Pro-Palestine Protest At Sydney Opera House Blocked Following Safety Concerns
The proposed pro-Palestine rally at the Sydney Opera House has been blocked by New South Wales’ top court, with organisers agreeing to change protest routes.
An urgent decision made on Thursday morning saw the Court of Appeal issue a prohibition order for Sunday’s planned rally in the forecourt of the Opera House after it was opposed by NSW Police.
Chief Justice Andrew Bell and Justices Ian Harrison and Stephen Free found that it would be “irresponsible to allow the public assembly to proceed, irrespective of the political significance of the event”, and that there would be a “real risk” that the estimated 40,000 attendants “will be exceeded, particularly having regard to the timing of the march, on approximately the second anniversary of the bombing of Gaza, the iconic nature of the proposed destination”.

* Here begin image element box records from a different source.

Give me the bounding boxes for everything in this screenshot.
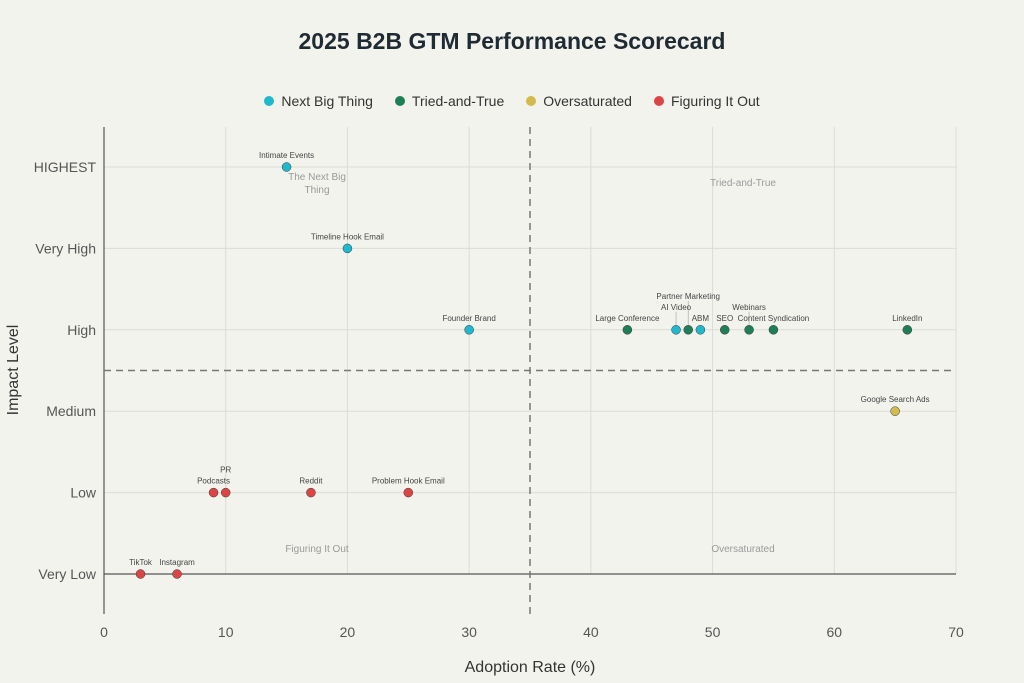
x-tick-label: 50 (705, 624, 721, 640)
y-tick-label: Medium (46, 403, 96, 419)
quadrant-label-bottom-left: Figuring It Out (285, 544, 349, 555)
data-point (281, 162, 292, 172)
data-point (135, 569, 146, 579)
legend-marker (526, 96, 537, 106)
y-tick-label: Very High (35, 240, 96, 256)
data-point (403, 487, 414, 498)
data-label: Problem Hook Email (372, 477, 445, 486)
y-tick-label: Low (70, 485, 97, 501)
data-point (890, 406, 900, 416)
data-point (671, 325, 681, 335)
chart-title: 2025 B2B GTM Performance Scorecard (298, 28, 726, 54)
legend-label: Figuring It Out (670, 93, 760, 109)
data-label: Instagram (159, 558, 195, 567)
data-label: Founder Brand (442, 314, 495, 323)
legend-label: Oversaturated (543, 93, 632, 109)
data-point (220, 487, 231, 498)
legend-marker (394, 96, 405, 106)
quadrant-label-top-left: The Next Big Thing (288, 172, 346, 196)
quadrant-label-bottom-right: Oversaturated (711, 544, 774, 555)
legend-marker (264, 96, 275, 106)
data-label: PR (220, 466, 231, 475)
legend-item[interactable]: Figuring It Out (653, 93, 760, 109)
x-tick-label: 0 (100, 624, 108, 640)
data-label: Webinars (732, 303, 766, 312)
data-label: Podcasts (197, 477, 230, 486)
x-tick-label: 60 (826, 624, 842, 640)
x-axis-title: Adoption Rate (%) (465, 659, 596, 676)
legend-item[interactable]: Tried-and-True (394, 93, 505, 109)
data-point (695, 325, 706, 335)
data-point (719, 325, 730, 335)
data-point (768, 325, 779, 335)
y-tick-label: Very Low (38, 566, 96, 582)
legend-marker (653, 96, 664, 106)
y-tick-label: HIGHEST (34, 159, 97, 175)
legend-item[interactable]: Next Big Thing (264, 93, 373, 109)
data-point (208, 487, 219, 498)
data-point (464, 325, 474, 335)
data-label: Partner Marketing (656, 292, 720, 301)
quadrant-label-top-right: Tried-and-True (710, 178, 776, 189)
y-axis-title: Impact Level (5, 325, 22, 416)
x-tick-label: 40 (583, 624, 599, 640)
data-label: Timeline Hook Email (311, 232, 384, 241)
legend: Next Big Thing Tried-and-True Oversaturate… (0, 93, 1024, 109)
data-label: Content Syndication (738, 314, 810, 323)
y-tick-label: High (67, 322, 96, 338)
data-point (744, 325, 754, 335)
data-label: Large Conference (595, 314, 660, 323)
data-label: SEO (716, 314, 733, 323)
x-tick-label: 30 (461, 624, 477, 640)
data-point (683, 325, 693, 335)
legend-item[interactable]: Oversaturated (526, 93, 632, 109)
data-label: Reddit (299, 477, 323, 486)
data-label: LinkedIn (892, 314, 922, 323)
data-label: Google Search Ads (861, 395, 930, 404)
data-label: Intimate Events (259, 151, 314, 160)
legend-label: Tried-and-True (411, 93, 505, 109)
data-label: TikTok (129, 558, 153, 567)
x-tick-label: 20 (340, 624, 356, 640)
data-point (622, 325, 633, 335)
data-point (342, 243, 353, 254)
data-point (306, 487, 316, 498)
data-point (172, 569, 182, 579)
data-label: ABM (692, 314, 710, 323)
x-tick-label: 10 (218, 624, 234, 640)
data-label: AI Video (661, 303, 692, 312)
legend-label: Next Big Thing (281, 93, 373, 109)
x-tick-label: 70 (948, 624, 964, 640)
data-point (902, 325, 913, 335)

After conversations with police, the organisers have now agreed to march from Hyde Park, along George Street, and to Belmore Park near Central Station.
Assistant Commissioner Peter McKenna warned of a “visible police presence” at the Opera House, and said that any who attempt to defy the order could put themselves at risk of punishment for contempt of court.

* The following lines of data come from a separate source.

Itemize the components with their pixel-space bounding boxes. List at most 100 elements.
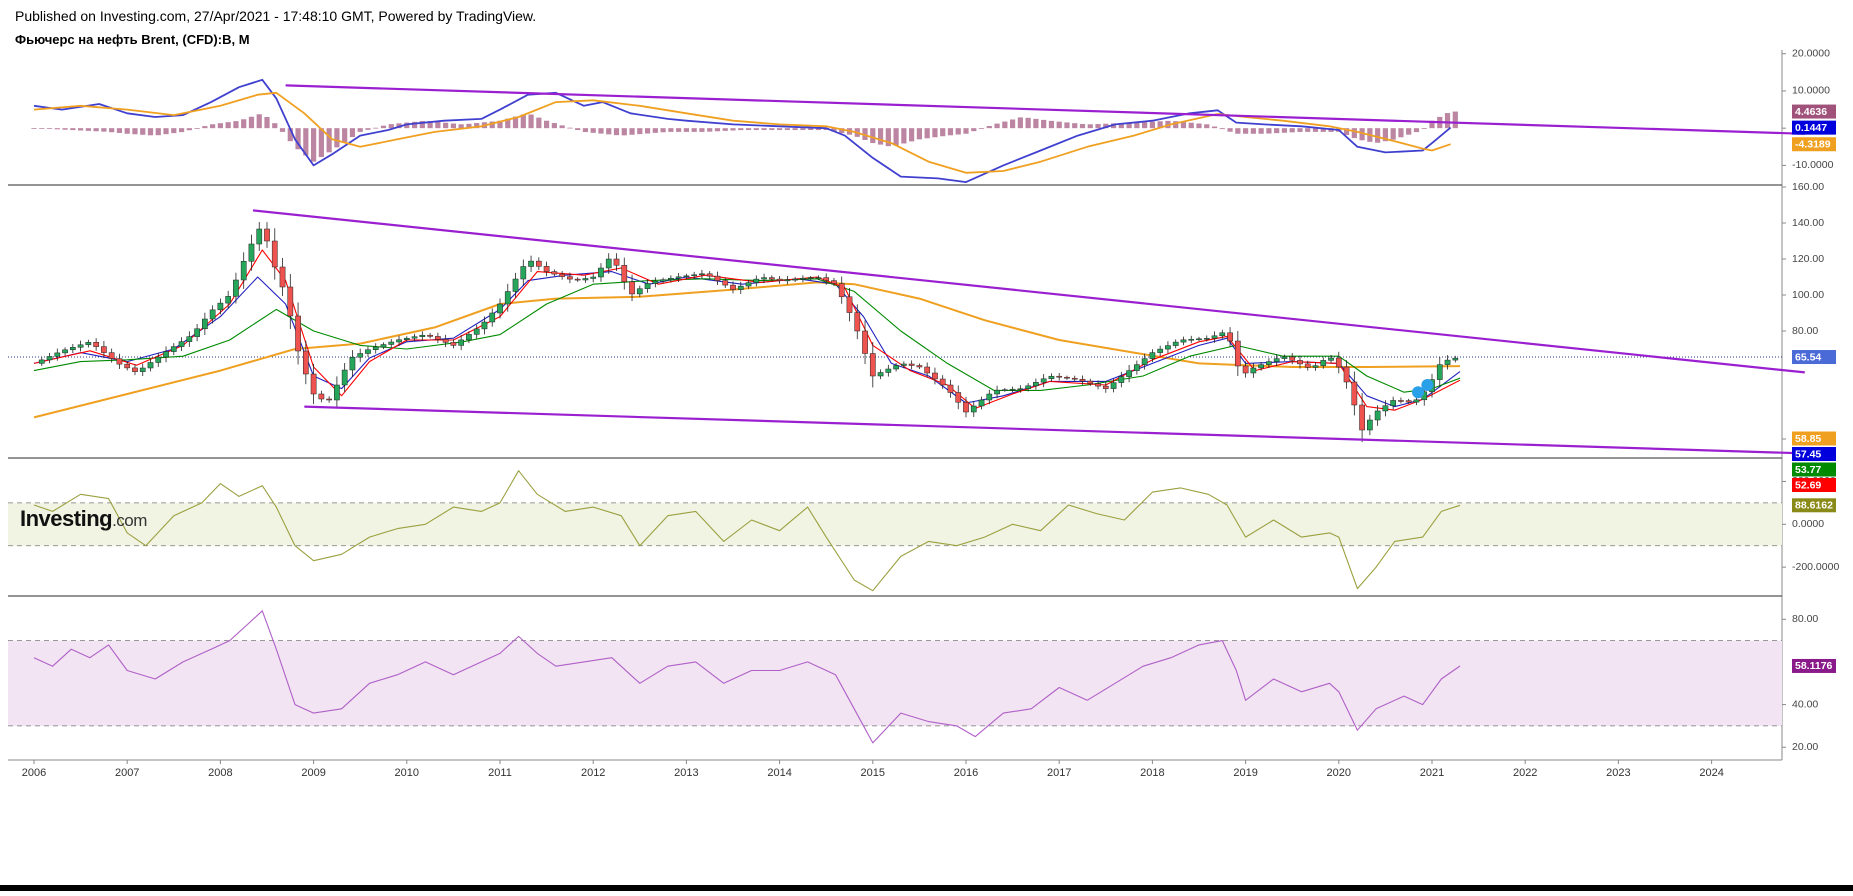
candle-body xyxy=(93,342,99,347)
candle-body xyxy=(1297,360,1303,365)
candle-body xyxy=(543,266,550,272)
macd-histogram-bar xyxy=(194,128,200,129)
macd-histogram-bar xyxy=(745,128,752,131)
candle-body xyxy=(1367,419,1373,431)
macd-histogram-bar xyxy=(1351,128,1357,139)
macd-histogram-bar xyxy=(489,121,495,129)
candle-body xyxy=(784,279,791,282)
candle-body xyxy=(202,318,208,329)
candle-body xyxy=(310,373,317,395)
candle-body xyxy=(893,365,899,370)
candle-body xyxy=(1343,366,1350,383)
candle-body xyxy=(613,258,620,266)
y-tick-label: -10.0000 xyxy=(1792,159,1834,171)
candle-body xyxy=(139,367,146,372)
macd-histogram-bar xyxy=(388,124,394,129)
macd-histogram-bar xyxy=(621,128,627,136)
macd-histogram-bar xyxy=(171,128,177,134)
candle-body xyxy=(1328,357,1334,361)
rsi-value-badge-bg xyxy=(1792,658,1836,673)
macd-histogram-bar xyxy=(559,125,565,129)
candle-body xyxy=(365,349,371,354)
macd-histogram-bar xyxy=(39,128,45,129)
candle-body xyxy=(186,336,193,342)
macd-histogram-bar xyxy=(54,128,60,130)
macd-histogram-bar xyxy=(528,114,534,129)
macd-histogram-bar xyxy=(683,128,689,132)
macd-histogram-bar xyxy=(474,123,480,129)
candle-body xyxy=(489,312,496,323)
macd-histogram-bar xyxy=(598,128,604,134)
macd-histogram-bar xyxy=(365,128,371,130)
candle-body xyxy=(178,341,185,347)
candle-body xyxy=(512,278,519,292)
candle-body xyxy=(357,353,364,358)
macd-histogram-bar xyxy=(450,123,456,129)
candle-body xyxy=(737,285,744,290)
macd-histogram-bar xyxy=(295,128,301,150)
candle-body xyxy=(1172,341,1179,346)
macd-histogram-bar xyxy=(1375,128,1381,143)
candle-body xyxy=(396,339,402,343)
macd-histogram-bar xyxy=(978,128,985,129)
macd-histogram-bar xyxy=(85,128,91,131)
x-tick-label: 2013 xyxy=(674,767,698,779)
macd-histogram-bar xyxy=(1079,123,1086,129)
candle-body xyxy=(1444,359,1451,365)
candle-body xyxy=(582,278,589,281)
candle-body xyxy=(388,341,395,345)
candle-body xyxy=(458,339,465,346)
candle-body xyxy=(155,356,162,363)
macd-value-badge: -4.3189 xyxy=(1795,139,1831,151)
candle-body xyxy=(869,353,876,377)
macd-histogram-bar xyxy=(551,123,557,129)
macd-histogram-bar xyxy=(256,114,262,129)
macd-histogram-bar xyxy=(567,127,573,129)
macd-histogram-bar xyxy=(505,118,511,129)
macd-histogram-bar xyxy=(707,128,713,132)
candle-body xyxy=(776,278,783,281)
y-tick-label: 10.0000 xyxy=(1792,85,1830,97)
macd-histogram-bar xyxy=(893,128,899,146)
candle-body xyxy=(504,291,511,305)
macd-histogram-bar xyxy=(1281,128,1288,133)
macd-histogram-bar xyxy=(396,123,402,129)
candle-body xyxy=(1273,358,1280,362)
candle-body xyxy=(295,315,301,352)
candle-body xyxy=(792,278,798,281)
investing-logo[interactable]: Investing.com xyxy=(20,506,147,532)
macd-histogram-bar xyxy=(233,121,239,129)
macd-histogram-bar xyxy=(186,128,192,131)
candle-body xyxy=(745,282,752,287)
macd-value-badge: 4.4636 xyxy=(1795,106,1827,118)
price-value-badge: 65.54 xyxy=(1795,351,1821,363)
macd-histogram-bar xyxy=(1095,124,1101,129)
candle-body xyxy=(955,392,962,403)
macd-histogram-bar xyxy=(225,122,231,129)
cci-value-badge-bg xyxy=(1792,498,1836,513)
macd-histogram-bar xyxy=(1196,123,1202,129)
macd-trendline xyxy=(285,84,1805,135)
macd-histogram-bar xyxy=(761,128,767,131)
candle-body xyxy=(1289,356,1296,361)
y-tick-label: 140.00 xyxy=(1792,217,1824,229)
candle-body xyxy=(334,384,340,401)
macd-histogram-bar xyxy=(373,127,379,129)
candle-body xyxy=(1304,363,1311,368)
y-tick-label: 100.00 xyxy=(1792,289,1824,301)
candle-body xyxy=(807,277,814,279)
candle-body xyxy=(132,367,138,372)
candle-body xyxy=(1087,380,1094,384)
published-caption: Published on Investing.com, 27/Apr/2021 … xyxy=(15,8,537,24)
candle-body xyxy=(1149,352,1156,359)
bottom-bar xyxy=(0,885,1853,891)
macd-histogram-bar xyxy=(1142,122,1148,129)
x-tick-label: 2011 xyxy=(488,767,512,779)
candle-body xyxy=(77,344,84,348)
candle-body xyxy=(427,334,433,337)
macd-histogram-bar xyxy=(629,128,635,135)
price-value-badge-bg xyxy=(1792,478,1836,492)
candle-body xyxy=(1351,381,1358,406)
candle-body xyxy=(1281,356,1288,359)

“I don’t expect people to attend the Opera House but if people are silly enough to, and people want to flout the law … appropriate action will be taken.”

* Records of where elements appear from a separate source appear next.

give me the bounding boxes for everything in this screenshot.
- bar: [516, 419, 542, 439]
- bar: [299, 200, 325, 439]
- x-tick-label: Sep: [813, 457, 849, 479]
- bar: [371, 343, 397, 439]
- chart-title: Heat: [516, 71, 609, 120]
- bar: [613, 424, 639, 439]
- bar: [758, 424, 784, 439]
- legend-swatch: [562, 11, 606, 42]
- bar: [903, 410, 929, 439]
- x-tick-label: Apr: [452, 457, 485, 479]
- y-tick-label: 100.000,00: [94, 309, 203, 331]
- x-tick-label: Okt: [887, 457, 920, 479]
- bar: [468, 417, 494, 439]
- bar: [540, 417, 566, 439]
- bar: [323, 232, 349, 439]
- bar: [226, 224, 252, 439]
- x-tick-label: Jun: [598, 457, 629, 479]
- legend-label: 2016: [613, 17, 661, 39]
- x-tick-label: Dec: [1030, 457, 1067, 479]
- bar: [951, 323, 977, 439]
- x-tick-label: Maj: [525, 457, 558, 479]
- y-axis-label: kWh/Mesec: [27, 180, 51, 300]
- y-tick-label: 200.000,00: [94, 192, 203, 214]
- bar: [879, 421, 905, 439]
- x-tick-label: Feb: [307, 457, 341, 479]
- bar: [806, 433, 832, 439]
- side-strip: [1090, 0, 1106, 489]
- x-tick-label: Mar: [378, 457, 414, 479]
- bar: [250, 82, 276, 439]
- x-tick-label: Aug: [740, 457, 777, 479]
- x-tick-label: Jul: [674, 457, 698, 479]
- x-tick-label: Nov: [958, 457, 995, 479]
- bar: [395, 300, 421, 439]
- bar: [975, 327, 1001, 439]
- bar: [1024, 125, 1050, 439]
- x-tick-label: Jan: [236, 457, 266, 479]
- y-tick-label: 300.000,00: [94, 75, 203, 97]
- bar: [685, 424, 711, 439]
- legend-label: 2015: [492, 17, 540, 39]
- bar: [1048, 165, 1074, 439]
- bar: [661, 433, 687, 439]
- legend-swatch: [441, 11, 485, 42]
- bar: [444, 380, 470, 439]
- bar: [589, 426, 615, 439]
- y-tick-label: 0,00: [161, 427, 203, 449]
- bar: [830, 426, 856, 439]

The verdict comes as a departure from comments made by the NSW Supreme Court’s Justice Belinda Rigg, who, in the decision that allowed the historic March for Humanity take place on the Sydney Harbour Bridge, made a distinction between a prohibition order and an explicit ban.
In her view, the prohibition order wouldn’t prevent the assembly from taking place, but that the immunity given to protesters in authorised marches from criminal liability would not apply.
Chief Justice Bell said on Wednesday that the prohibition order “operates to do precisely what the terms of the order suggest, namely to prohibit the holding of the proposed public assembly”.
“It would be highly incongruous for the legislature to empower the court to make an order ‘prohibiting’ the holding of a public assembly, if the terms of that order did not accurately reflect the legal consequence of the order,” the court said.
“The better view is therefore that an order … to prohibit the holding of a public assembly does more than simply deprive participants in a public assembly of the protection [given to protesters in authorised public assemblies].”
Steps taken towards end of conflict
The decision was made only moments before Israel and Hamas reached an agreement over the “first phase” of US President Donald Trump’s Peace Plan, ending the fighting in the Gaza Strip and seeing the release of hostages and prisoners.
October 7 marked the two year anniversary of Israel’s brutal invasion of Gaza, with conservative estimates approximating more than 67,000 Palestinian deaths in what the United Nations last month labelled a genocide.
Greens MP and spokesperson for justice Sue Higginson is also calling on the NSW Government to recognise the genocide in Palestine by lighting of the Sydney Opera House sails with the Palestinian flag.
“The decision by the NSW Supreme Court today, to prohibit a planned rally at the Opera House this Sunday, is a setback for the right to protest in NSW, but it is not a setback to the community movement against Israel’s genocide,” she said.
“Hundreds of thousands of people marched across the Harbour Bridge in the March for Humanity a few months ago, and likely tens of thousands more will be rallying in NSW again this Sunday. Premier Chris Minns should heed the community, and mark this two years of genocide by lighting the Opera House sails this Sunday evening in solidarity with all of those murdered Palestinians.”
The sails were lit with the colours of the Israeli flag in the wake of Hamas’ October 7 attack in 2023, but no such recognition has been made of those in Palestine.